Everybody’s been talking, in the Suis lineup, about what a disappointing summer it’s been, thus far, on the South Shore of Oahu.
Predicted big swells have fizzled. Smallness reigns. It’s even too small for the groms, who haven’t been out in force for weeks.
I’ve almost started to miss them. That’s boredom.
I got complacent, forgetting that even small waves can pack a punch. Nearly everyone has stories of how they planted their face on the reef at Lighthouse or nearly broke their neck at Sandy Beach on a small day.
And one morning, as I kicked, too carelessly, out of a micro-wave, my short board caught a gust of wind and snapped back in my face.
It whacked me on the forehead and bridge of the nose, which I touched gently to assess the damage, hoping it wouldn’t necessitate paddling in.
My hand came away bright with blood.
My head throbbed and blood dripped as I walked up the street.
“I’ve done that with my board,” Captain Cal said, wincing with sympathy when I told him.
He peered at me. “Aw, it doesn’t look bad. Didja hear that loud crunch, kinda like an eggshell, when it hit you?”
Yes, I said. Exactly.
“You broke it,” he confirmed.
My husband, Don, who has broken his own nose countless times — in football games, tussling with his brother, playing basketball with our son — was underwhelmed. The blood, he said, was from a shallow surface cut. He cleaned and covered it with a Band-Aid.
The emergency room doctors were both women — and surfers. They knew Suis; they surfed together nearby, off Diamond Head.
The resident peered up my nostrils with a scope, declared the airways unimpeded and the break clean.
They were more concerned about the cut than my nose. Joining the edges under a skin-bonding bandage, they warned me to stay out of the water for 10 days to avoid scarring or infection.
“I know,” her boss said sympathetically. “There’s a swell coming, but there’s so much strep in the ocean.”
A couple days later, I was going to sneak out until Don said, “You don’t want the strep to eat your nose off.”
It was just me and Sammy when I finally returned to the lineup on a choppy day.
A nice-size wave rose up, and Sammy was too deep. “Nice one,” he said, giving it to me.
I paddled for it, but with my still-tender nose hanging over the brink, it looked like a close-out. I pulled back.
“That was the best wave all morning,” Sammy said.
I didn’t reply.
“Never let a wave go to waste,” Sammy scolded.

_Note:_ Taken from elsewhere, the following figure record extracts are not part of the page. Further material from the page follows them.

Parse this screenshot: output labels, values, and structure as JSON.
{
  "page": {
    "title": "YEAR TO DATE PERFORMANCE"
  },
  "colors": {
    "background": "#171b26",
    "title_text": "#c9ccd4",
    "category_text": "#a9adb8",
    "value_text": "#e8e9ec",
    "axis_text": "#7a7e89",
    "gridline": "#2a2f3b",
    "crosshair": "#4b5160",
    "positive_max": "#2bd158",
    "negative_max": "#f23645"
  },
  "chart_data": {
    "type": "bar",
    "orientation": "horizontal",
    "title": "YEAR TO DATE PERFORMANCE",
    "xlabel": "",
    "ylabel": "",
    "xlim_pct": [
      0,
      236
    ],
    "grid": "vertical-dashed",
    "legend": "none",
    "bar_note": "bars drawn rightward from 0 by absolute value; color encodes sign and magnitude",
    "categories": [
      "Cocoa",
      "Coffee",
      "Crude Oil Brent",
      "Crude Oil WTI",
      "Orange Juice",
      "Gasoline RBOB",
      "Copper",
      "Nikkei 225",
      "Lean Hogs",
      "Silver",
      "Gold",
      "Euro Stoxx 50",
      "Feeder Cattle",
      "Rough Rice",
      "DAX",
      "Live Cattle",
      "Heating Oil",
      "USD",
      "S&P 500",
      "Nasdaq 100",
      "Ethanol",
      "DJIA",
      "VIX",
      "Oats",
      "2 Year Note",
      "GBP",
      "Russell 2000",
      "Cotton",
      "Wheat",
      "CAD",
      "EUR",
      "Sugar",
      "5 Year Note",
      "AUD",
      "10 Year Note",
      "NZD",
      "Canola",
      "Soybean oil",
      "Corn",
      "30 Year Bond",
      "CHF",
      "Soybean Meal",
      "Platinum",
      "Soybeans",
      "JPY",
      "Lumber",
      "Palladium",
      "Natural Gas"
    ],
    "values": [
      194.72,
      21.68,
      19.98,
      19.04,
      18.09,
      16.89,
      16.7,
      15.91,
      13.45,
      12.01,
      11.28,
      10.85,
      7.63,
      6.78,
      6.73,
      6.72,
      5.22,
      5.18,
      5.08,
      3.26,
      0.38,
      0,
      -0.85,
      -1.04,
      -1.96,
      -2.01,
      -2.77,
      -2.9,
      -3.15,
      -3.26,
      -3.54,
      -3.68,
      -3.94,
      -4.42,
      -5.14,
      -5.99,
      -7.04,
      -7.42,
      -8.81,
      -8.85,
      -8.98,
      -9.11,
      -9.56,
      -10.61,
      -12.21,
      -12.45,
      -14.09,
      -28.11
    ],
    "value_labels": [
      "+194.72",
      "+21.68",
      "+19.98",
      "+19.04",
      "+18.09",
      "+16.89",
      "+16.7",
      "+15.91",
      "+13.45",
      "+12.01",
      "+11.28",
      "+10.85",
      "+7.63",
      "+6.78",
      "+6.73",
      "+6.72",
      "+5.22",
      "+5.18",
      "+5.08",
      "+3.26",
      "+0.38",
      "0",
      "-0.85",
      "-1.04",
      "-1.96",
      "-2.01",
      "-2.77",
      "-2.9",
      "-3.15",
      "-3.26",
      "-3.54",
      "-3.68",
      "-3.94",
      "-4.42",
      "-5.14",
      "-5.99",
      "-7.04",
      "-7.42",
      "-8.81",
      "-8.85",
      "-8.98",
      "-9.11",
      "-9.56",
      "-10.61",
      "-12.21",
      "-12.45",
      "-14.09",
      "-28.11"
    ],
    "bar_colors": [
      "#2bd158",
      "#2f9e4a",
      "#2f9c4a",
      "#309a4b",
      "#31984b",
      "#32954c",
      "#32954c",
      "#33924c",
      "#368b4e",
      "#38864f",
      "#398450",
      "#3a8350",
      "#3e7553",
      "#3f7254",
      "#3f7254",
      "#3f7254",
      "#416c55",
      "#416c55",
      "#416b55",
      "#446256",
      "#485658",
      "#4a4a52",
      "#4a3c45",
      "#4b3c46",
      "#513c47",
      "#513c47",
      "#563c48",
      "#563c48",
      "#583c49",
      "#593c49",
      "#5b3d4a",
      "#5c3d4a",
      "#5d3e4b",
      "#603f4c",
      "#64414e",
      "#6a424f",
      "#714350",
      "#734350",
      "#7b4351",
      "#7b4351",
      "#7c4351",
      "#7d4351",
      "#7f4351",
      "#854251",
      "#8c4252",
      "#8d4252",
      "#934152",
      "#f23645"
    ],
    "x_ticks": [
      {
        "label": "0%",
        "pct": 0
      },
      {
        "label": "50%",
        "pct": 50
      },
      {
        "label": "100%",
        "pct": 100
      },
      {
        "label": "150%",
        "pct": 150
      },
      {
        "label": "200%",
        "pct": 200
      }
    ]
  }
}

I reflected that, until very recently, there was one among us, I’ll call him Jon, who almost never wasted a wave. A quiet, stocky guy with mutton-chop sideburns, a skilled and cagey surfer, Jon knew the Suis lineup inside-out.
So it struck me as odd, the other day, to see Jon paddle out, only to sit a little outside and apart from everyone without chasing and catching serial waves.

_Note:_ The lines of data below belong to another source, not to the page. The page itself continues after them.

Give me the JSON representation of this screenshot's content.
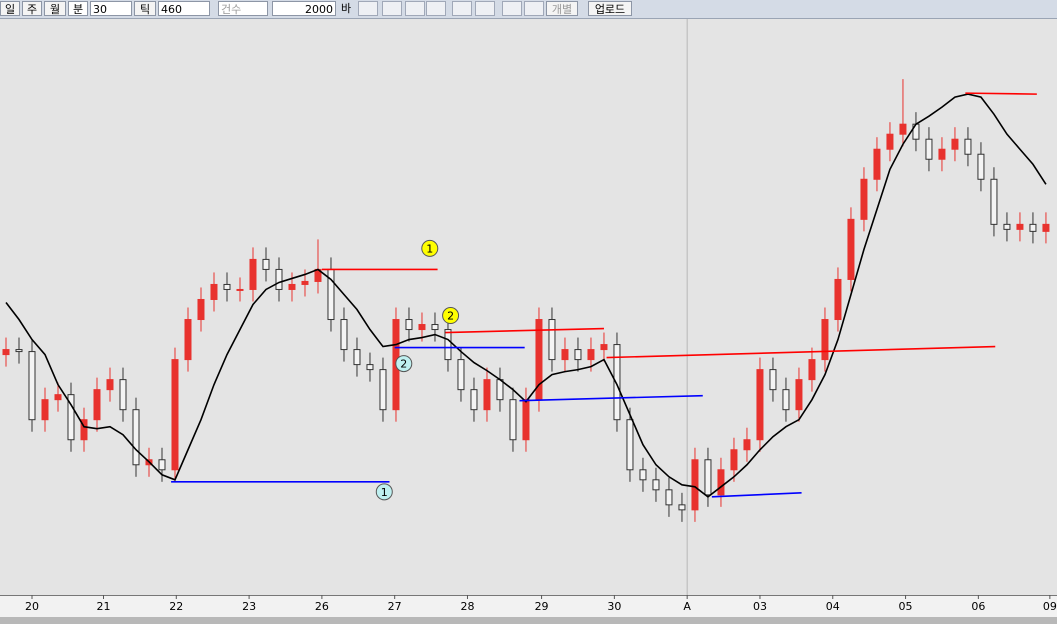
{
  "toolbar": {
    "day": "일",
    "week": "주",
    "month": "월",
    "minute": "분",
    "period": "30",
    "tick": "틱",
    "tick_count": "460",
    "count": "건수",
    "bars": "2000",
    "bar_unit": "바",
    "individual": "개별",
    "upload": "업로드"
  },
  "chart_data": {
    "type": "candlestick",
    "xlim": [
      -0.4615,
      80.85
    ],
    "ylim": [
      0,
      575
    ],
    "up_color": "#e8322e",
    "down_color": "#333333",
    "xticks": [
      {
        "value": 2,
        "label": "20"
      },
      {
        "value": 7.5,
        "label": "21"
      },
      {
        "value": 13.1,
        "label": "22"
      },
      {
        "value": 18.7,
        "label": "23"
      },
      {
        "value": 24.3,
        "label": "26"
      },
      {
        "value": 29.9,
        "label": "27"
      },
      {
        "value": 35.5,
        "label": "28"
      },
      {
        "value": 41.2,
        "label": "29"
      },
      {
        "value": 46.8,
        "label": "30"
      },
      {
        "value": 52.4,
        "label": "A"
      },
      {
        "value": 58,
        "label": "03"
      },
      {
        "value": 63.6,
        "label": "04"
      },
      {
        "value": 69.2,
        "label": "05"
      },
      {
        "value": 74.8,
        "label": "06"
      },
      {
        "value": 80.3,
        "label": "09"
      }
    ],
    "open": [
      240,
      245,
      243,
      175,
      195,
      200,
      155,
      175,
      205,
      215,
      185,
      130,
      135,
      125,
      235,
      275,
      295,
      310,
      305,
      305,
      335,
      325,
      305,
      310,
      313,
      325,
      275,
      245,
      230,
      225,
      185,
      275,
      265,
      270,
      265,
      235,
      205,
      185,
      215,
      195,
      155,
      195,
      275,
      235,
      245,
      235,
      245,
      250,
      175,
      125,
      115,
      105,
      90,
      85,
      135,
      100,
      125,
      145,
      155,
      225,
      205,
      185,
      215,
      235,
      275,
      315,
      375,
      415,
      445,
      460,
      470,
      455,
      435,
      445,
      455,
      440,
      415,
      370,
      365,
      370,
      363
    ],
    "high": [
      257,
      257,
      255,
      207,
      212,
      212,
      187,
      217,
      227,
      227,
      197,
      147,
      147,
      247,
      287,
      307,
      322,
      322,
      317,
      347,
      347,
      337,
      322,
      325,
      355,
      337,
      287,
      257,
      242,
      237,
      287,
      287,
      282,
      282,
      277,
      247,
      217,
      227,
      227,
      207,
      207,
      287,
      287,
      257,
      257,
      257,
      262,
      262,
      187,
      137,
      127,
      117,
      102,
      147,
      147,
      137,
      157,
      167,
      237,
      237,
      217,
      227,
      247,
      287,
      327,
      387,
      427,
      457,
      472,
      515,
      482,
      467,
      457,
      467,
      467,
      452,
      427,
      382,
      382,
      382,
      382
    ],
    "low": [
      228,
      231,
      163,
      163,
      183,
      143,
      143,
      163,
      193,
      173,
      118,
      118,
      113,
      113,
      223,
      263,
      283,
      293,
      293,
      293,
      313,
      293,
      293,
      298,
      301,
      263,
      233,
      218,
      213,
      173,
      173,
      253,
      253,
      253,
      223,
      193,
      173,
      173,
      183,
      143,
      143,
      183,
      223,
      223,
      223,
      223,
      233,
      163,
      113,
      103,
      93,
      78,
      73,
      73,
      88,
      88,
      113,
      133,
      143,
      193,
      173,
      173,
      203,
      223,
      263,
      303,
      363,
      403,
      433,
      448,
      443,
      423,
      423,
      433,
      428,
      403,
      358,
      353,
      353,
      351,
      351
    ],
    "close": [
      245,
      243,
      175,
      195,
      200,
      155,
      175,
      205,
      215,
      185,
      130,
      135,
      125,
      235,
      275,
      295,
      310,
      305,
      305,
      335,
      325,
      305,
      310,
      313,
      325,
      275,
      245,
      230,
      225,
      185,
      275,
      265,
      270,
      265,
      235,
      205,
      185,
      215,
      195,
      155,
      195,
      275,
      235,
      245,
      235,
      245,
      250,
      175,
      125,
      115,
      105,
      90,
      85,
      135,
      100,
      125,
      145,
      155,
      225,
      205,
      185,
      215,
      235,
      275,
      315,
      375,
      415,
      445,
      460,
      470,
      455,
      435,
      445,
      455,
      440,
      415,
      370,
      365,
      370,
      363,
      370
    ],
    "average": {
      "color": "#000000",
      "values": [
        292,
        275,
        255,
        240,
        210,
        190,
        168,
        166,
        168,
        160,
        145,
        133,
        120,
        115,
        145,
        175,
        210,
        240,
        265,
        290,
        305,
        312,
        316,
        320,
        325,
        315,
        300,
        285,
        265,
        248,
        250,
        255,
        257,
        260,
        255,
        243,
        232,
        224,
        215,
        205,
        193,
        210,
        220,
        223,
        225,
        228,
        235,
        210,
        180,
        150,
        130,
        118,
        110,
        108,
        98,
        108,
        118,
        130,
        145,
        158,
        168,
        175,
        195,
        220,
        255,
        300,
        345,
        385,
        425,
        450,
        470,
        478,
        487,
        497,
        500,
        497,
        480,
        460,
        445,
        430,
        410
      ]
    },
    "lines": [
      {
        "color": "#ff0000",
        "x": [
          24.3,
          33.2
        ],
        "values": [
          325,
          325
        ]
      },
      {
        "color": "#0000ff",
        "x": [
          12.7,
          29.5
        ],
        "values": [
          113,
          113
        ]
      },
      {
        "color": "#0000ff",
        "x": [
          29.9,
          39.9
        ],
        "values": [
          247,
          247
        ]
      },
      {
        "color": "#ff0000",
        "x": [
          33.8,
          46
        ],
        "values": [
          262,
          266
        ]
      },
      {
        "color": "#0000ff",
        "x": [
          39.5,
          53.6
        ],
        "values": [
          194,
          199
        ]
      },
      {
        "color": "#ff0000",
        "x": [
          46.2,
          76.1
        ],
        "values": [
          237,
          248
        ]
      },
      {
        "color": "#0000ff",
        "x": [
          54.3,
          61.2
        ],
        "values": [
          98,
          102
        ]
      },
      {
        "color": "#ff0000",
        "x": [
          73.8,
          79.3
        ],
        "values": [
          501,
          500
        ]
      }
    ],
    "markers": [
      {
        "label": "1",
        "color": "#ffff00",
        "x": 32.6,
        "value": 346
      },
      {
        "label": "2",
        "color": "#ffff00",
        "x": 34.2,
        "value": 279
      },
      {
        "label": "2",
        "color": "#bff0f0",
        "x": 30.6,
        "value": 231
      },
      {
        "label": "1",
        "color": "#bff0f0",
        "x": 29.1,
        "value": 103
      }
    ]
  }
}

A few minutes later, he was gone.
Days later, I learned what happened.
Jon had caught a wave into shore, walked a ways onto the sand and collapsed at the water’s edge. Beachgoers called 911. Jon was unresponsive when the paramedics tried to revive him.
He died that same day in the hospital, of an aneurysm, I heard.
The Suis regulars were shocked and saddened. Jon, such a regular presence in the lineup, had caught his last wave.
I like to think he enjoyed that ride to the max, even though he knew something wasn’t right, something that prompted him to go in without telling anyone. It wouldn’t be like him to make a fuss.
I also owe some of my newfound caution to Jon. Feeling a bit weak, I chose not to go on Sammy’s bypassed wave.
To me, these days, a free and empty wave is a thing of beauty, not a waste.